Atreverse

“No esperes a que sea el Padre,

quien maniobre tu barca”»

¿Para qué necesita regresar…

quien no se atreve a salir?

Dirigido a Israel, su hermano.

La tormenta arreciaba…

nuestro barco se movía de un lado a otro a punto de naufragar,

el rugido del viento sobre las aguas

y el reflejo terrible de los rayos nos mantenían asustados,

aferrados unos al timón, otros a las redes

y los otros a cualquier asidero,

lo suficientemente fuerte para impedir

que la violencia del movimiento

nos lanzara a las aguas enfurecidas.

Los ojos de todos ustedes

se dirigían alternadamente al mar y a mí,

como esperando del mar una señal de pacificación

y de mí un milagro,

pero yo sólo los miraba y sonreía.

Luego de un tiempo de zozobra, la furia del viento amainó

y las aguas se calmaron poco a poco.

Un último embate del viento

arrancó de las musculosas manos del gigantesco Zebedeo

las redes llenas de la pesca de esa mañana.

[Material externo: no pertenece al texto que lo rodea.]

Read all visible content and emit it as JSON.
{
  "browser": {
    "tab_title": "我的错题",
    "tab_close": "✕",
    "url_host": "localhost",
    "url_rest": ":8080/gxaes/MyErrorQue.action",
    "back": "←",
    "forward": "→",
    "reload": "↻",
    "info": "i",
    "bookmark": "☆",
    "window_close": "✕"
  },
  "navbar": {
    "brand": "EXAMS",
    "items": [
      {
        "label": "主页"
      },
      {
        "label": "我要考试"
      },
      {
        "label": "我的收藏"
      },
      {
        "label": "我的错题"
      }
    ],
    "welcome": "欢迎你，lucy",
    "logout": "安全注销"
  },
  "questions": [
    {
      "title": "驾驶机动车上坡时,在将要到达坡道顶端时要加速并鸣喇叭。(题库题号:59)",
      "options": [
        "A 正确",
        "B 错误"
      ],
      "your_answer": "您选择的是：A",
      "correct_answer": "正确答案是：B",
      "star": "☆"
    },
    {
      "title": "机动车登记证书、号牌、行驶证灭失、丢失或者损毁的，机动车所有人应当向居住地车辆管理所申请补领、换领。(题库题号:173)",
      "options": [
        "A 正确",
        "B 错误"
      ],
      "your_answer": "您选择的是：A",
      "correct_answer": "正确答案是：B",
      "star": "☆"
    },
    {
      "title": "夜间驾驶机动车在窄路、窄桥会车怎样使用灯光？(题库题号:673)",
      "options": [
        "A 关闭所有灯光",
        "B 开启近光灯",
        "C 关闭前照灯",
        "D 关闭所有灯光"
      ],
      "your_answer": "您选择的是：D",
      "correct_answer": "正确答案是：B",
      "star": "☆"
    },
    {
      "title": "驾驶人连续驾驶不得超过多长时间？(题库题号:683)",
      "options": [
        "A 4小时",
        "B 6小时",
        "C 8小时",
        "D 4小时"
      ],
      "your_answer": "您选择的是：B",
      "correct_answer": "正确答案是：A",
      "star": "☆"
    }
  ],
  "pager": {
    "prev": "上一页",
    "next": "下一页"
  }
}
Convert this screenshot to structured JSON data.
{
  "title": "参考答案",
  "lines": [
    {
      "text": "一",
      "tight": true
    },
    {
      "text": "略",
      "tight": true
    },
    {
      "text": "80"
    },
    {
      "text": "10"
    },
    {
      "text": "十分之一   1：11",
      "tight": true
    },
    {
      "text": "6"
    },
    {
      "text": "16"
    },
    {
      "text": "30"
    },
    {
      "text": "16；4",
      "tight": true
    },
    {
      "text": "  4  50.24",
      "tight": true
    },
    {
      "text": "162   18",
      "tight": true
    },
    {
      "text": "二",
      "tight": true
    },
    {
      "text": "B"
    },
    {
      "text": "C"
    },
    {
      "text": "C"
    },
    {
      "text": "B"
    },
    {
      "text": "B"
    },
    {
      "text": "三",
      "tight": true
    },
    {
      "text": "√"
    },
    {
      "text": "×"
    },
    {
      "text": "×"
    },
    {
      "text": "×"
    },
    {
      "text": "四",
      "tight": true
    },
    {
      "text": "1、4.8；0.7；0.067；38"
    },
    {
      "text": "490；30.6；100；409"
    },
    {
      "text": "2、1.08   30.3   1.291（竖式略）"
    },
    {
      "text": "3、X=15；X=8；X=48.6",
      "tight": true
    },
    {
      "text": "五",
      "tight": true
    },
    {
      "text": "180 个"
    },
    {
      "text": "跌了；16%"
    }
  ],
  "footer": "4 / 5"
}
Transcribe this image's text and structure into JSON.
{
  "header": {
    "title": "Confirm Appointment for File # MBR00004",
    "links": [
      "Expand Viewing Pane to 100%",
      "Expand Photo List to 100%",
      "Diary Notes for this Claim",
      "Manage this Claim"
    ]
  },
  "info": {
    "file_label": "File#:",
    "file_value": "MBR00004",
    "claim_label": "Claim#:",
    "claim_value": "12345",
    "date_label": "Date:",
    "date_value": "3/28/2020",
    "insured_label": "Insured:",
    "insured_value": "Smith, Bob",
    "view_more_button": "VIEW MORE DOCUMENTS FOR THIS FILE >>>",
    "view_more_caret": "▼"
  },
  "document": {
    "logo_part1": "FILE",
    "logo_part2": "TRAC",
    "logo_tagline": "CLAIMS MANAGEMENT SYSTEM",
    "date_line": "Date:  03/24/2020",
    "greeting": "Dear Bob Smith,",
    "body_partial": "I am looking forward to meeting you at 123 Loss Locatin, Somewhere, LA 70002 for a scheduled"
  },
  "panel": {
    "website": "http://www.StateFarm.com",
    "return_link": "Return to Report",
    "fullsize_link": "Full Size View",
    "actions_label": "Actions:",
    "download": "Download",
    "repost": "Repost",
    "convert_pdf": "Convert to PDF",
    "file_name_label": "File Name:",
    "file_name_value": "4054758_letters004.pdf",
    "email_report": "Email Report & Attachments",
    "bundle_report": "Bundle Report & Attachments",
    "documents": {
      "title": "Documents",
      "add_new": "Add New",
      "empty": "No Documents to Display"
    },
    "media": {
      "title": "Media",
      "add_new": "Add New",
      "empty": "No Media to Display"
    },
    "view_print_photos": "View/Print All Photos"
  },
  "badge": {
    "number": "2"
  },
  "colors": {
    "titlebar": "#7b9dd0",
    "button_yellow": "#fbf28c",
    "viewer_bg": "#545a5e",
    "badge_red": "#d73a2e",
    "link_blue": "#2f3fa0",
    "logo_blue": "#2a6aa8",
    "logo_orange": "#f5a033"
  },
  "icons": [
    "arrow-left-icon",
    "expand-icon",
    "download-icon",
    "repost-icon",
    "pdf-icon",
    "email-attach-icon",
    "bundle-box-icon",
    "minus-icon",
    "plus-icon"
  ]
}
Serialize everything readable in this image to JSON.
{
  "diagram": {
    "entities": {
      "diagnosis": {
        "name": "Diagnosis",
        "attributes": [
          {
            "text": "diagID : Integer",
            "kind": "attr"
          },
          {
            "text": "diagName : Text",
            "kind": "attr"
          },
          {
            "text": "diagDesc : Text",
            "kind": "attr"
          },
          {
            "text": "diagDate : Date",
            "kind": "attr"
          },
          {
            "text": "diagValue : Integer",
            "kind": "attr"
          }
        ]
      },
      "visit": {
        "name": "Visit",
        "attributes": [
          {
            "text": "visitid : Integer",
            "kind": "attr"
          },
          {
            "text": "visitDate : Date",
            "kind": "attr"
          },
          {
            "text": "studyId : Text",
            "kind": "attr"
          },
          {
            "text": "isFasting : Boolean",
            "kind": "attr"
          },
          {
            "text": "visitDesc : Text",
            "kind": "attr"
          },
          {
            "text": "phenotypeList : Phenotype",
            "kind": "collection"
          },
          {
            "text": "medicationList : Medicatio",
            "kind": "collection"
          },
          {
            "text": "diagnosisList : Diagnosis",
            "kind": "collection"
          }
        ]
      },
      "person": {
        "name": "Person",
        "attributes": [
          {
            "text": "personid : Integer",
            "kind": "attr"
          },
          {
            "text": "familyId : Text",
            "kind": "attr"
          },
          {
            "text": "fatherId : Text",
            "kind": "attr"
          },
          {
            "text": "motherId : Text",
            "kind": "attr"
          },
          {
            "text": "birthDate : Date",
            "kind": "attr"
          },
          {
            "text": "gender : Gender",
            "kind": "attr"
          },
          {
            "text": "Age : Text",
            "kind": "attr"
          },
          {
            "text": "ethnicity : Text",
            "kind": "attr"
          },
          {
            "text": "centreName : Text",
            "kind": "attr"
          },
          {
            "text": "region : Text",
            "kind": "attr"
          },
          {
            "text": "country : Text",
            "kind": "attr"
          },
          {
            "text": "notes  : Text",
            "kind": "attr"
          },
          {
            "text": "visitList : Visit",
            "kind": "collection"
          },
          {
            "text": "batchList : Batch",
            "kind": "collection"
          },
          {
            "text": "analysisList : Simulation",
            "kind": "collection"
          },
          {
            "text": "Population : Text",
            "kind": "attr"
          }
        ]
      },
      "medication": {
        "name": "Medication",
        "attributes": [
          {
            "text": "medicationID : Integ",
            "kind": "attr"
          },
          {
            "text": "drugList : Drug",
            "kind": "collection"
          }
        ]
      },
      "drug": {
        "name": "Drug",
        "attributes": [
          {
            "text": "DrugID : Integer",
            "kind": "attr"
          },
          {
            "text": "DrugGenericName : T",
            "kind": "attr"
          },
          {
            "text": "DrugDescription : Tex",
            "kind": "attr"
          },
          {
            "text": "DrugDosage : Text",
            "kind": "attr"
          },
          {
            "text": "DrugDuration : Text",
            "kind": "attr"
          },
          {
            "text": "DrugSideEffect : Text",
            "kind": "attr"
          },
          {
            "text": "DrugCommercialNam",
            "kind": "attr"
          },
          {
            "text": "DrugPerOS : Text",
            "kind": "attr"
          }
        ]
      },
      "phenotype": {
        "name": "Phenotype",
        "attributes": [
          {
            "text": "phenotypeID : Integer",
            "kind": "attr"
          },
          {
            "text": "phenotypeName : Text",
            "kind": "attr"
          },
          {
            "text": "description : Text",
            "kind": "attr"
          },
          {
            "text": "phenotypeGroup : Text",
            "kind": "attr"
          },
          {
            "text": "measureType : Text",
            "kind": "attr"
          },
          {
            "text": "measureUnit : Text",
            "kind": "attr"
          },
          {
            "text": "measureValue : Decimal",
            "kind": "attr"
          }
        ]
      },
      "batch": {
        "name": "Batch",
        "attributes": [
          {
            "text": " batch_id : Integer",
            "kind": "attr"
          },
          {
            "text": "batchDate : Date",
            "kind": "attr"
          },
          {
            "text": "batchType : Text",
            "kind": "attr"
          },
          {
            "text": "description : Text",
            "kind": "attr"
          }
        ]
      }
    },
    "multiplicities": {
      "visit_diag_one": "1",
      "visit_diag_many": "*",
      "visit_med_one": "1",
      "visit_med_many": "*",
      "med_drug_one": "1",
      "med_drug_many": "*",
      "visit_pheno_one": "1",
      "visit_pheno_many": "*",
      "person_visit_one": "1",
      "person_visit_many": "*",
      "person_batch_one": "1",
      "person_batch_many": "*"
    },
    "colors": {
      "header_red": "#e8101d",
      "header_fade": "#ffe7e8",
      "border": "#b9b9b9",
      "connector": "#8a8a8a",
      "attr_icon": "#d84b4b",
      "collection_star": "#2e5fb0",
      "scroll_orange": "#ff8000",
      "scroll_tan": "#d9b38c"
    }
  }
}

Él las había sostenido durante la tormenta con todas las fuerzas

y ahora con una expresión de tristeza y rabia

que casi todos compartían,

veía cómo se perdía el esfuerzo de todo un día.

Entonces bajé de la barca

y asiendo la cuerda que cerraba las redes,

las acerqué y las até a la barra de redes.

Subí a ella nuevamente

bajo la mirada atónita de todos ustedes,

que de pronto habían callado

y así en silencio, regresamos a la orilla.

Cada uno pensaba en lo que había pasado,

pero ninguno se atrevía a preguntar nada.

Aquella noche nos reunimos en la playa como siempre,

las mujeres habían preparado la comida

y como siempre nos sentamos todos los amigos,

todos los hermanos y hermanas

alrededor de la hoguera que mi madre mantenía encendida.

Sabía que ustedes querían una respuesta

y las hermanas notaban su silencio.

La brisa soplaba fuertemente,

pero ni el bramido de las olas,

ni el rugido del trueno lejano,

quebrantaban el silencio de aquel grupo frente a la hoguera.

La más joven de las discípulas,

llena de la curiosidad y la simpleza

que sus años juveniles le prestaban,

rompió aquel silencio

y formuló la pregunta que nadie quería hacer.

¿Por qué este silencio Maestro?

¿Qué ocurre que esta noche ninguna voz se alza pidiendo Luz?

El más joven de ustedes, ya incapaz de mantener su silencio,

relató los hechos de aquel día.

Las mujeres se maravillaron profundamente,

agradecieron al Padre el que estuviéramos seguros

y juntos aquella noche.

Pero no era suficiente y comenzaron a preguntar.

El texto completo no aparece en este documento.